Bu Sukma menyeruput teh buatan Ina. Setelah mengobrol sebentar beliau pamit.

“Ya Allah neng, Allah Maha Baiiik.” Seru ibu sambil memeluk Ina setelah bu Sukma pergi. Air mata bahagia berderai membahasi pipinya. Ina balas memeluk ibu. Mereka mengucap puji-pujian kepada Allah dengan rasa syukur yang tak terhingga.

“Neng kita ke rumah bu Ani yuk, ibu mau bayar sisa hutang yang kemarin.”

“Hayu Bu.”

Pulang dari rumah bu Ani, ibu membeli sembako dan beberapa kebutuhan rumah tangga lainnya. Ibu juga membeli sebungkus es krim dan memberikannya kepada Ina yang menerimanya dengan sangat gembira. Ya, buat Ina saat itu es krim adalah barang mewah yang hanya bisa dibelinya sesekali. 

Setelah kejadian itu, Ina memacu semangat belajarnya menjadi lebih giat lagi. Prestasi demi prestasi mampu dia raih sehingga perjalanan pendidikannya dari SMA hingga lulus kuliah selalu terfasilitasi oleh beasiswa. Dan selama itu, ibunya selalu tampil dalam hidup Ina sebagai sosok pekerja keras pengais rezeki dan penghamba pertolongan Allah dengan segala doanya. 

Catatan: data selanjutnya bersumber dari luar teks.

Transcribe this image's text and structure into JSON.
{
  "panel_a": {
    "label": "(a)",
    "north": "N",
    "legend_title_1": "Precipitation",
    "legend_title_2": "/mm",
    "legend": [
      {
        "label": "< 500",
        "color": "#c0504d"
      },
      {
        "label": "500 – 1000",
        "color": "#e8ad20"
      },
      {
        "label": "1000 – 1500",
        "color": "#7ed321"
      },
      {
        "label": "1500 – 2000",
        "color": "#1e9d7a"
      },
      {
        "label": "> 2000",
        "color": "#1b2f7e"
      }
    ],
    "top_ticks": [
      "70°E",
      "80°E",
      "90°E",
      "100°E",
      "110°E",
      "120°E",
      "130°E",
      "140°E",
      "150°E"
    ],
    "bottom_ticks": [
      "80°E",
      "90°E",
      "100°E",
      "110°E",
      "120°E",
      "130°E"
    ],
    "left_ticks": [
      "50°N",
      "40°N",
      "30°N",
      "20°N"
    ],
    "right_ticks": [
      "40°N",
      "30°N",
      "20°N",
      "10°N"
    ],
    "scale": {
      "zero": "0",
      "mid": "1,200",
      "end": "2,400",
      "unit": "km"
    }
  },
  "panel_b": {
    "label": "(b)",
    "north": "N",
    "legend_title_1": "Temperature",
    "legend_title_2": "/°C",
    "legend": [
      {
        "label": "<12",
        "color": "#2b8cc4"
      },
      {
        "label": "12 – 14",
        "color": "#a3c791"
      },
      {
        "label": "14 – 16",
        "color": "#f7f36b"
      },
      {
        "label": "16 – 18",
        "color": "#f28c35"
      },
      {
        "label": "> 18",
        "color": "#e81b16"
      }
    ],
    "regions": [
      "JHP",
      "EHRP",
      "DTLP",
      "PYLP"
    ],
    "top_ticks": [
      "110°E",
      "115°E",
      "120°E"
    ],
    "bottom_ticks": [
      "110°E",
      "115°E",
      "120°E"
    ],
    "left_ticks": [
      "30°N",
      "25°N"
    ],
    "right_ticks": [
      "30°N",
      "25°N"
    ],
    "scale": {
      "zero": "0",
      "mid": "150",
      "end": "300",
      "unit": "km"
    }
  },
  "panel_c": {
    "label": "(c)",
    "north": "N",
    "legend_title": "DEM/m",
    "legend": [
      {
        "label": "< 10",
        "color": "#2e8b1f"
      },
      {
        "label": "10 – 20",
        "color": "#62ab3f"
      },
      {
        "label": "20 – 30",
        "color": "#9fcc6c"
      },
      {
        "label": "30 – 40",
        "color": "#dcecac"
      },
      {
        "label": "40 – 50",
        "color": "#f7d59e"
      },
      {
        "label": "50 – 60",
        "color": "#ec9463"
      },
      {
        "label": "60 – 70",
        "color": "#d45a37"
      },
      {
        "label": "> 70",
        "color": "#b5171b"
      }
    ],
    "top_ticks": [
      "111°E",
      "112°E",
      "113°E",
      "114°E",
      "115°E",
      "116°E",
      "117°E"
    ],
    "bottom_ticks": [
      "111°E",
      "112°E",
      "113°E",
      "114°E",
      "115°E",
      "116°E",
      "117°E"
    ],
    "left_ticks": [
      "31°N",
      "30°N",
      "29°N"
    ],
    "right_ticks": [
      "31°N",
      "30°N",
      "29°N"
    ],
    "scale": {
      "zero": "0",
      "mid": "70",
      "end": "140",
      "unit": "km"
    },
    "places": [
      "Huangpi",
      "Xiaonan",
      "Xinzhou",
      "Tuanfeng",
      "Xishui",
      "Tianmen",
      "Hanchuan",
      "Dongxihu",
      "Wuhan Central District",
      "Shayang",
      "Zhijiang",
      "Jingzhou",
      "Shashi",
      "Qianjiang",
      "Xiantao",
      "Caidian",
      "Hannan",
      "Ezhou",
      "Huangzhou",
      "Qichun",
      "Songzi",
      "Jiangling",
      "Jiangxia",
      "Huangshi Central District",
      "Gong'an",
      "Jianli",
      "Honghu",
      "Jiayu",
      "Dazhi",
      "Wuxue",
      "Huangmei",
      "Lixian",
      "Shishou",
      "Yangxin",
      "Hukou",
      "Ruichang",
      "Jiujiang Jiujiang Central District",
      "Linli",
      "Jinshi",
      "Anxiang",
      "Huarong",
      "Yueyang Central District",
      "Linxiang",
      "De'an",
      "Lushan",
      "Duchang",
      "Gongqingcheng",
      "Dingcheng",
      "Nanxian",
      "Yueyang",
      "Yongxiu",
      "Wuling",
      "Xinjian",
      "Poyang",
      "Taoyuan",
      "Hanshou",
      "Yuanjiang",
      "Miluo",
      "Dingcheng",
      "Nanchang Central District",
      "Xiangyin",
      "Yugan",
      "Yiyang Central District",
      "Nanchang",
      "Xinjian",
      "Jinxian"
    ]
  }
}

“Allahu Akbar, Allahu Akbar.” Adzan berkumandang membuyarkan ingatan Ina akan masa lalu. 

“Neng, mas sholat shubuh ke masjid ya, ini pintunya tolong dikunci lagi.” itu suara Arka yang telah menyelesaikan sholat tahajudnya di ruang tengah. Sudah menjadi rutinitas setiap hari, pasangan suami istri itu melaksanakan sholat tahajud di ruangan yang berbeda agar bisa mengoptimalkan kekshuyuan. Arka sholat di ruang tengah, sementara Ina sholat di kamar sambil menjaga Aisyah. 

“Iya Mas.” Jawab Ina seraya bangkit dari tempat tidur dan segera menuju ruang tamu untuk mengunci pintu setelah Arka keluar rumah. Selanjutnya Ina pergi ke kamar mandi untuk berwudhu, lalu sholat shubuh di kamarnya.